Article mis en ligne le 28 février 2021

Le combat contre le chlordécone, un pesticide aux graves conséquences sanitaires, ­revient en force aux Antilles. La bataille est engagée de longue date, mais depuis que les juges d’instruction chargés du dossier ont évoqué, fin janvier, la possibilité d’une prescription, la mobilisation est plus que jamais d’actualité. Samedi, des rassemblements à l’appel de collectifs ­citoyens et de syndicats sont organisés en Martinique et en Guadeloupe. L’avocat Harry Durimel, désormais maire de Pointe-à-Pitre, est l’un des fers-de-lance de cette lutte.

Harry Durimel :

C’est d’abord en tant que citoyen écologiste que ce combat a débuté, puis c’est devenu une affaire en justice. Dans un premier temps, j’ai été alerté par Gérard Borvon (militant écologiste, président de l’association S-Eau-S en Bretagne – NDLR), à qui je rends systématiquement hommage, car il a fait savoir aux Guadeloupéens qu’ils étaient empoisonnés. En 2002, il nous a informés que des cargaisons de patates douces en provenance de ­Martinique étaient polluées au chlordécone. J’ai alors commencé des recherches et pris connaissance du rapport ­Bonan-Prime (rapport de l’Igas remis en 2001 à Dominique Voynet, alors ministre de l’Éco­logie – NDLR). C’est un document incontournable, un véritable réquisitoire contre l’État.

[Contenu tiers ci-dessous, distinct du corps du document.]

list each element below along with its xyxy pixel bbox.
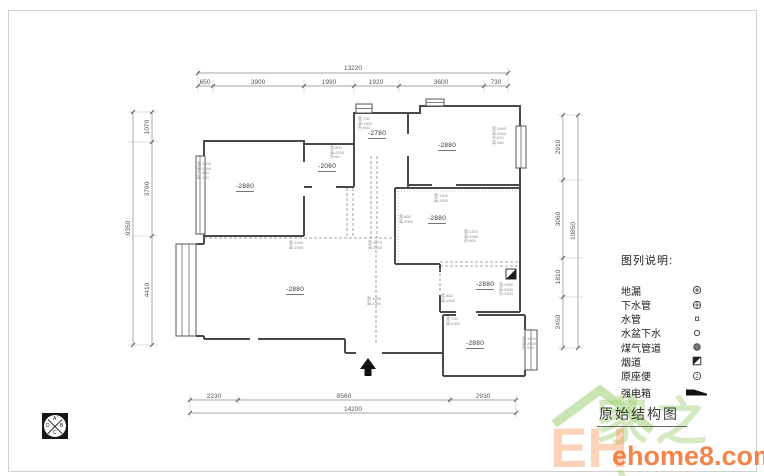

Il décrit par le menu l’historique du chlordécone et toutes les alertes qui ont été lancées. Des pollutions ont été relevées dans les poissons dès les années 1979-1980, jusqu’à 200 fois la dose maximale ! Ce n’est qu’en 2005 que leur consommation a été interdite… Le chlordécone a été utilisé depuis le début des années 1970 et jusqu’en 1994. Les rapports sur sa dangerosité, connue dès 1979-1980, ont été tenus secrets ici… (...)

les distributeurs ont demandé des dérogations pour écouler leurs stocks. Et l’enquête a révélé qu’en 1992, ils les ont renouvelés. (...)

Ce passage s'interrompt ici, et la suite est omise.